Brodeur n'a remporté que deux victoires depuis qu'il a quitté le salon funéraire pour retourner à ses Devils. Sa moyenne de buts accordés par match (2.94) le place au 24e rang dans la ligue. Pour le pourcentage d'efficacité (.879), on ne le retrouve pas parmi les 30 premiers. Ce ne sont pas des statistiques auxquelles nous a habitués le meilleur gardien de tous les temps.

S'il y a un signe encourageant, c'est le fait qu'il a remporté les deux derniers matchs. Il a d'abord battu les Bruins 4-3 sur leur glace, samedi. « C'est une victoire qui va me faire du bien », a-t-il confié à sa mère dans un message texte. Il a vu juste puisqu'il a gagné mardi soir contre Tampa.

Malgré sa tenue chancelante, il n'a rien perdu de ses bonnes habitudes familiales. Il appelle toujours aussi souvent à la maison. Cette fois, il s'inquiète pour sa mère qui a perdu son conjoint des 57 dernières années et qui, seule avec sa peine, trouve la maison bien grande. Mireille Brodeur regarde la télé et visionne les parties des Devils sans entendre les commentaires de celui qui était toujours assis à ses côtés.

« Il manque tellement à tout le monde », admet-elle. Nos 11 petits-enfants étaient très attachés à leur grand-père. Ils sont allés le voir aux soins palliatifs, même si les jeunes ont parfois la réputation de craindre la mort. Ils étaient près de lui et lui caressaient la main. Parfois, je regarde sa chaise en imaginant que je vais entendre sa voix. Martin, de son côté, a pris ça dur. Dans les derniers jours de la vie de Denis, il est venu régulièrement le voir. Il devait prendre la parole lors de la cérémonie funèbre réservée à la famille. Il en a été incapable. »

Des souvenirs princiers

Après sa première opération au cerveau, Denis Brodeur avait fait cadeau à Martin du chandail et du masque qu'il avait utilisés pour remporter sa médaille olympique, de même qu'une bague commémorant l'événement.

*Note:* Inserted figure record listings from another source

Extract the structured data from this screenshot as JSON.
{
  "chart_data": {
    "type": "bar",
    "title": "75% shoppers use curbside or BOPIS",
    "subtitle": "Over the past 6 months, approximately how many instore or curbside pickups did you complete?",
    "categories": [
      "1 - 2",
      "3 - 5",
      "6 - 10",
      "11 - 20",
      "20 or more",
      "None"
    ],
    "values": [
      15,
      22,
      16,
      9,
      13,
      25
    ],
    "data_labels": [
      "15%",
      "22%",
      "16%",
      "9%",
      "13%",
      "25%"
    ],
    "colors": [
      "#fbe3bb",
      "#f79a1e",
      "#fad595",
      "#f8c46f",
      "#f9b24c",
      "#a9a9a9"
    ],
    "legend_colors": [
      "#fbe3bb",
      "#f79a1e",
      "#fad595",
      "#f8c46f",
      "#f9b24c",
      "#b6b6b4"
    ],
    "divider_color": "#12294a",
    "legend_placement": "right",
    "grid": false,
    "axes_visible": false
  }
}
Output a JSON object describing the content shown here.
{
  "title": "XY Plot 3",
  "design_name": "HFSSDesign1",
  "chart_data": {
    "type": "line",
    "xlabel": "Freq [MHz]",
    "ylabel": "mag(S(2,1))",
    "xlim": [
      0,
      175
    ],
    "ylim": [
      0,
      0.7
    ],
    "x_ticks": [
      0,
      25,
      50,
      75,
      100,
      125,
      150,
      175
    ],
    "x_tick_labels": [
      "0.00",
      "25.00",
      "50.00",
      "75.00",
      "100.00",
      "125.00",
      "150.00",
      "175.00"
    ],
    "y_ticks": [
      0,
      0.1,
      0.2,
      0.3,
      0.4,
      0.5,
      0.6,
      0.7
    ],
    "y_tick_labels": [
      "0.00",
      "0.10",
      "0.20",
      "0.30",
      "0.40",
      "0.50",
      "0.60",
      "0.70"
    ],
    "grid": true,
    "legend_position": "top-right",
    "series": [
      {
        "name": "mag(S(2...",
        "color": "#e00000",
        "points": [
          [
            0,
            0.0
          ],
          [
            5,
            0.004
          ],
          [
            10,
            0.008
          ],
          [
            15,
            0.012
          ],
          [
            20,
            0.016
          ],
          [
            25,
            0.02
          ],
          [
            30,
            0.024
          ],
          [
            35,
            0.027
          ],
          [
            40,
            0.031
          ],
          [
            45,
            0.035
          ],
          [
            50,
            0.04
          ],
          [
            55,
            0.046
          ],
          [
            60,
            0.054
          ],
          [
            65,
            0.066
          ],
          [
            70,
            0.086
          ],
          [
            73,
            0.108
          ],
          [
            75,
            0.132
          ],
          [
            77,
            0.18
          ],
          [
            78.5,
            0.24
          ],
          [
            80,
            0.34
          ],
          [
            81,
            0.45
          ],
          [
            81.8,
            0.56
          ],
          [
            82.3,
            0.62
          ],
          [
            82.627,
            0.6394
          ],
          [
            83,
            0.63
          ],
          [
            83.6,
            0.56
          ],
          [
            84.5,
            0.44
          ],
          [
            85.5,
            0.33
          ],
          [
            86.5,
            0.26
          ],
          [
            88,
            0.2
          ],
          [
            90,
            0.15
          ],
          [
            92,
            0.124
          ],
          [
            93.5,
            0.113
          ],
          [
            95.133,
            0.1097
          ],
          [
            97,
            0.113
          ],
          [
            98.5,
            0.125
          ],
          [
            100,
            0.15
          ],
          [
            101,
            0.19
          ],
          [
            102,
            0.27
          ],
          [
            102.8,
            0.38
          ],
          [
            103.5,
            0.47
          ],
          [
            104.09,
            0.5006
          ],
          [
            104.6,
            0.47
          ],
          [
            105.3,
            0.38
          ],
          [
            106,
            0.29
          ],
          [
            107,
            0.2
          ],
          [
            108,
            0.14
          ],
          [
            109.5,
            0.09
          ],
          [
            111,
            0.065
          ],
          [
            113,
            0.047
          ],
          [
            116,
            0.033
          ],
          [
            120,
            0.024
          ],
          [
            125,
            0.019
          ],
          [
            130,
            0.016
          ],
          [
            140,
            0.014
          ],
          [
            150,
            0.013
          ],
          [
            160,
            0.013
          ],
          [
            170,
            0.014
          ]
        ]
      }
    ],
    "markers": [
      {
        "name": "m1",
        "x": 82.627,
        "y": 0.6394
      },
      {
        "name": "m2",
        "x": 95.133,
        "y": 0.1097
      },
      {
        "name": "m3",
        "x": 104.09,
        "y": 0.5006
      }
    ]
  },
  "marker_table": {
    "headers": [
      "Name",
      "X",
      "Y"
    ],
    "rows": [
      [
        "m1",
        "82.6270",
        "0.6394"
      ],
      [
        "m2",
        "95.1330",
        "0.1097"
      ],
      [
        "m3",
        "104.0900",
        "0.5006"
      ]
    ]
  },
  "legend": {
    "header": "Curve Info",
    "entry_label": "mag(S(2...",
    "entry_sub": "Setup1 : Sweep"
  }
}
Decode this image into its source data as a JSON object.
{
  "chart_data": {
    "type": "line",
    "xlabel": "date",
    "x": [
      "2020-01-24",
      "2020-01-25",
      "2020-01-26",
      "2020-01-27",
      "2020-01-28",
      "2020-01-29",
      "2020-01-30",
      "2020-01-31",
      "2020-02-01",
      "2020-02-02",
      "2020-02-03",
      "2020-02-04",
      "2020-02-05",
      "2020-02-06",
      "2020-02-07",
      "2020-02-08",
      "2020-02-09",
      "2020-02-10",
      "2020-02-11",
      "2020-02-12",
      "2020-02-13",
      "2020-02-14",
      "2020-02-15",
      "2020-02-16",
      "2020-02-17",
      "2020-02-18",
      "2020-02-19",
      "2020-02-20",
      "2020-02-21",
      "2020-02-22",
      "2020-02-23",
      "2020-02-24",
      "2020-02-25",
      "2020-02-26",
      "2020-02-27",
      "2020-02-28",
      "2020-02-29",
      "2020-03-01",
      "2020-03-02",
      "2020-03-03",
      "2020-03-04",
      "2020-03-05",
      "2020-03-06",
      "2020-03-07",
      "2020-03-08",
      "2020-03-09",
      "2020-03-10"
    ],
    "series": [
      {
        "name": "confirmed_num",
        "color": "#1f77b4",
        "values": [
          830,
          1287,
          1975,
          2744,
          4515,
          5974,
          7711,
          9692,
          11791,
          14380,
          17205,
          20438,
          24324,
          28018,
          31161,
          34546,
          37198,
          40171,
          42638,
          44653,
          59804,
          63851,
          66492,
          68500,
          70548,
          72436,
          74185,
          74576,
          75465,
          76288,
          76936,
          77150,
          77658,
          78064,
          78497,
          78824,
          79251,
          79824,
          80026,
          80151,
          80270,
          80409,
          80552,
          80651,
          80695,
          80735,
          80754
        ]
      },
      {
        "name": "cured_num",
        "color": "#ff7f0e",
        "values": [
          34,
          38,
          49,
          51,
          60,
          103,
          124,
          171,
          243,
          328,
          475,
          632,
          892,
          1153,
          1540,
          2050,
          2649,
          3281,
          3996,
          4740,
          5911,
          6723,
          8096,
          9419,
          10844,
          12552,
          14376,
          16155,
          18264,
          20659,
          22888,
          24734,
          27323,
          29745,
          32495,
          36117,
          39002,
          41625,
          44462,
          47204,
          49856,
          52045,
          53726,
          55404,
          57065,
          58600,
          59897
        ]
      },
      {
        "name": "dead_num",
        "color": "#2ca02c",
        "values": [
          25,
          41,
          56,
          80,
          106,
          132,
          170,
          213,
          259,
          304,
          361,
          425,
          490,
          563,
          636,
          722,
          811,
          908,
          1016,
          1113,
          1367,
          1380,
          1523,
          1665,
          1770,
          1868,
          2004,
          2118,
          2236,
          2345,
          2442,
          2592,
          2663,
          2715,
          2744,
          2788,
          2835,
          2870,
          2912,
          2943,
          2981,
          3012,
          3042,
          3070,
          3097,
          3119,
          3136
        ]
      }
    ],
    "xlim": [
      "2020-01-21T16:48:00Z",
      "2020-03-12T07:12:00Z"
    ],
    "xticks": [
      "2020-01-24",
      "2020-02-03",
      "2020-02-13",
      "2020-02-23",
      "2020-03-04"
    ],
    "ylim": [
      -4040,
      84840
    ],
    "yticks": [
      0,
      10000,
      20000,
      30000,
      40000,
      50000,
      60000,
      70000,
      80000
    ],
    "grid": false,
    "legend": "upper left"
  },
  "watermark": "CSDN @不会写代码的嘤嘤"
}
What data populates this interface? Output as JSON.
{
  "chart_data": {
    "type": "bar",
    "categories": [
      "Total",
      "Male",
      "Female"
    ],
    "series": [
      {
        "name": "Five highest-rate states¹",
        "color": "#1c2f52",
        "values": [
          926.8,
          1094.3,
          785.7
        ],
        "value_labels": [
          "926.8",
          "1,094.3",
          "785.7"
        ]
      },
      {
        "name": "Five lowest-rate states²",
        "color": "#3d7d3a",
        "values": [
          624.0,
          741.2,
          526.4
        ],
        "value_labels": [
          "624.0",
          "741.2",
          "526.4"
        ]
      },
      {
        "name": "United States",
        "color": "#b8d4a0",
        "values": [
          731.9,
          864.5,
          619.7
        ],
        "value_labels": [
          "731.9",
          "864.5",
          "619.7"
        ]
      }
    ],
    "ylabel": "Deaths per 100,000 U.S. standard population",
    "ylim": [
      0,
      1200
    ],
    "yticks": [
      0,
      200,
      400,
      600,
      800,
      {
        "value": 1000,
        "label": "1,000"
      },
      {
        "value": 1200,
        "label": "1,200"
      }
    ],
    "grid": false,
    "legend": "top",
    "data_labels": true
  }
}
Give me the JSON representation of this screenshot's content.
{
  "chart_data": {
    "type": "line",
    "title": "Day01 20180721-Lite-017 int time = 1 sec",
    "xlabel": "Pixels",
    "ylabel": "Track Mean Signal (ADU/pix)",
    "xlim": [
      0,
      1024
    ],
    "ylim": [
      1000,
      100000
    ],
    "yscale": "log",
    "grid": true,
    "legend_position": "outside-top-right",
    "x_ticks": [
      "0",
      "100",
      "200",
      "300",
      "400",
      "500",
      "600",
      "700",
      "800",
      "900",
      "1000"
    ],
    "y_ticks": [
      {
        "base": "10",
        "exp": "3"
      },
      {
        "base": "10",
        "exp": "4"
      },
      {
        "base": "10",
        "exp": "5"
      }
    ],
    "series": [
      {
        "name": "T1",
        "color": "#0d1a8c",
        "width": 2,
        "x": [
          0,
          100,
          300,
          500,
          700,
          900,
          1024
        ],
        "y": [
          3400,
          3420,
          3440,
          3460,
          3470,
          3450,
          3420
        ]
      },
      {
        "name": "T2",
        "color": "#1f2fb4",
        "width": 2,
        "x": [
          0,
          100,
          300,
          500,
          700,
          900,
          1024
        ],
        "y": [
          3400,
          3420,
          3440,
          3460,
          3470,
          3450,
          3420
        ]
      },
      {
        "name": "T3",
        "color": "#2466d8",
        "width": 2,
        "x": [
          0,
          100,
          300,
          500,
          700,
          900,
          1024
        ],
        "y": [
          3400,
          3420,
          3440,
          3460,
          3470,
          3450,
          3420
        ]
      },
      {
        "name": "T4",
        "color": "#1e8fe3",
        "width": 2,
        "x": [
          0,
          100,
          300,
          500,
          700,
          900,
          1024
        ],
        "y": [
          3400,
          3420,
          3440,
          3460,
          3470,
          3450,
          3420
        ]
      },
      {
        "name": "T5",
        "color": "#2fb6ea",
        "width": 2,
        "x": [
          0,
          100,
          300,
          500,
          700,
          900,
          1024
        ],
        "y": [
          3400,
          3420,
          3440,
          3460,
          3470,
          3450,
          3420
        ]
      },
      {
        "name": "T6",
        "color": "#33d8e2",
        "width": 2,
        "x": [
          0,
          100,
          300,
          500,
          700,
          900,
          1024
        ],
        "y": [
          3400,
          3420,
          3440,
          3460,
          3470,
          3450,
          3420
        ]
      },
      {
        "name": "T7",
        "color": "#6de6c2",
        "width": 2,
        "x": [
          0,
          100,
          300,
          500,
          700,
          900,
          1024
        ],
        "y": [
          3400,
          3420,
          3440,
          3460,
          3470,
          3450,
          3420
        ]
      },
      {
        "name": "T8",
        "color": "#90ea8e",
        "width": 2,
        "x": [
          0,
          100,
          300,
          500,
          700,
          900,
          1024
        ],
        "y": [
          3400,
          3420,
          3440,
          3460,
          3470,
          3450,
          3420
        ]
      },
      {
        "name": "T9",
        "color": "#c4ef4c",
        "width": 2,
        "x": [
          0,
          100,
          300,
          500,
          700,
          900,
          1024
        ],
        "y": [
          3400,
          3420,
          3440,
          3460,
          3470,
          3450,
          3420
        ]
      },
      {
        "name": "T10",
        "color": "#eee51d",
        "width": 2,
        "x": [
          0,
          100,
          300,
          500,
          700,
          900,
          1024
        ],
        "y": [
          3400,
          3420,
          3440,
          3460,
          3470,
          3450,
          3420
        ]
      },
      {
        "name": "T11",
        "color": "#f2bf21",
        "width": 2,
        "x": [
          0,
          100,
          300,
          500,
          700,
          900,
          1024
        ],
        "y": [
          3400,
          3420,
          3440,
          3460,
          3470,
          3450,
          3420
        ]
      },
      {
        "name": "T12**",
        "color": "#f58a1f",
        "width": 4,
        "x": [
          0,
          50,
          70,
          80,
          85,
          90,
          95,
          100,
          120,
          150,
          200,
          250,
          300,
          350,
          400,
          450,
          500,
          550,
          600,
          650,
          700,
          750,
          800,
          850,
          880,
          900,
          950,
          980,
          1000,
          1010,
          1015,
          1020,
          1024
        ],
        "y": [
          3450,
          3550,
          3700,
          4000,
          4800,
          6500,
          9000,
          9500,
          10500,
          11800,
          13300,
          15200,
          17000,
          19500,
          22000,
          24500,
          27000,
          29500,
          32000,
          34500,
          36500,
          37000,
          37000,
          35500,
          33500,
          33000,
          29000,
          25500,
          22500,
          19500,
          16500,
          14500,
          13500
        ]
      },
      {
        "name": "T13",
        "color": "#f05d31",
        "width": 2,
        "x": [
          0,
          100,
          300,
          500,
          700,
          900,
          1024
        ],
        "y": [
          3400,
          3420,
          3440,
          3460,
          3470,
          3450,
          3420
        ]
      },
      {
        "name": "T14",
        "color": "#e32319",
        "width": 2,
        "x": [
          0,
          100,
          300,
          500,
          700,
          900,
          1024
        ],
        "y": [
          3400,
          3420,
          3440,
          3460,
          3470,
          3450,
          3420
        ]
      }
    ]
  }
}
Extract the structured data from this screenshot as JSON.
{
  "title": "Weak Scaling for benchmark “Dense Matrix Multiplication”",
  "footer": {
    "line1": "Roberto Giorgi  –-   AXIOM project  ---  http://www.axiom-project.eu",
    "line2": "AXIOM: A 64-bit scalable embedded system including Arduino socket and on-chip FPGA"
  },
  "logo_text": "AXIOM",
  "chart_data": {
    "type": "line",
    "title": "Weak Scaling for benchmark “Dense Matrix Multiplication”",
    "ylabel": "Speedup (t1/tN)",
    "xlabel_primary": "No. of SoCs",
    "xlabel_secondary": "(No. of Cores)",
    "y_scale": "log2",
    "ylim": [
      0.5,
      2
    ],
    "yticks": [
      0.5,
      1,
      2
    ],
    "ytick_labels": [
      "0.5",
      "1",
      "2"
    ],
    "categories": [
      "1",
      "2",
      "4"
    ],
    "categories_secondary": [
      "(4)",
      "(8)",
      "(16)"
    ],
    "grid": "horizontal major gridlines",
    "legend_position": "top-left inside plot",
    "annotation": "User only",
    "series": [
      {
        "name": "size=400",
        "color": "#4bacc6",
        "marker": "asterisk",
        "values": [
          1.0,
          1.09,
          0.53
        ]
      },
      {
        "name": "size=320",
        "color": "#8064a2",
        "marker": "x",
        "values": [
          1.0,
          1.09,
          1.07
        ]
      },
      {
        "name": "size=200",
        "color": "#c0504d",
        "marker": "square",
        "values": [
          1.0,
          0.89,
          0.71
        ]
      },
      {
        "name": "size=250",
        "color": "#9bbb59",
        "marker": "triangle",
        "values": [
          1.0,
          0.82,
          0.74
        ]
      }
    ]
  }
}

Qui sait, peut-être voulait-il s'assurer que ces objets symboliques restent entre bonnes mains après son départ. Certaines associations sportives les convoitaient, mais c'étaient des objets intouchables.

Comme on ne remettait pas de bagues aux Olympiques à l'époque, les Brodeur avaient fait fabriquer une bague en or à l'effigie des cinq anneaux olympiques. Personne dans la famille ne s'est objecté à ce que ces cadeaux princiers se retrouvent entre les mains de Martin. Brodeur n'est pas un collectionneur. Ou si peu. S'il a une faiblesse, c'est celle concernant les 121 blanchissages de sa carrière, un autre record hors de portée des gardiens professionnels. Il conserve la rondelle de chacun de ses jeux blancs. Du moins, il en détient 120.

La veille de la première opération au cerveau de son père, Martin avait blanchi les Rangers. Pour l'encourager dans sa bataille contre le cancer, il lui avait immédiatement offert sa dernière rondelle. À ses yeux, il fallait que le présent soit de valeur et papa Brodeur savait à quel point cette collection de rondelles était significative pour son fils. Maman, qui l'a récupérée, n'attend que le moment de la lui remettre.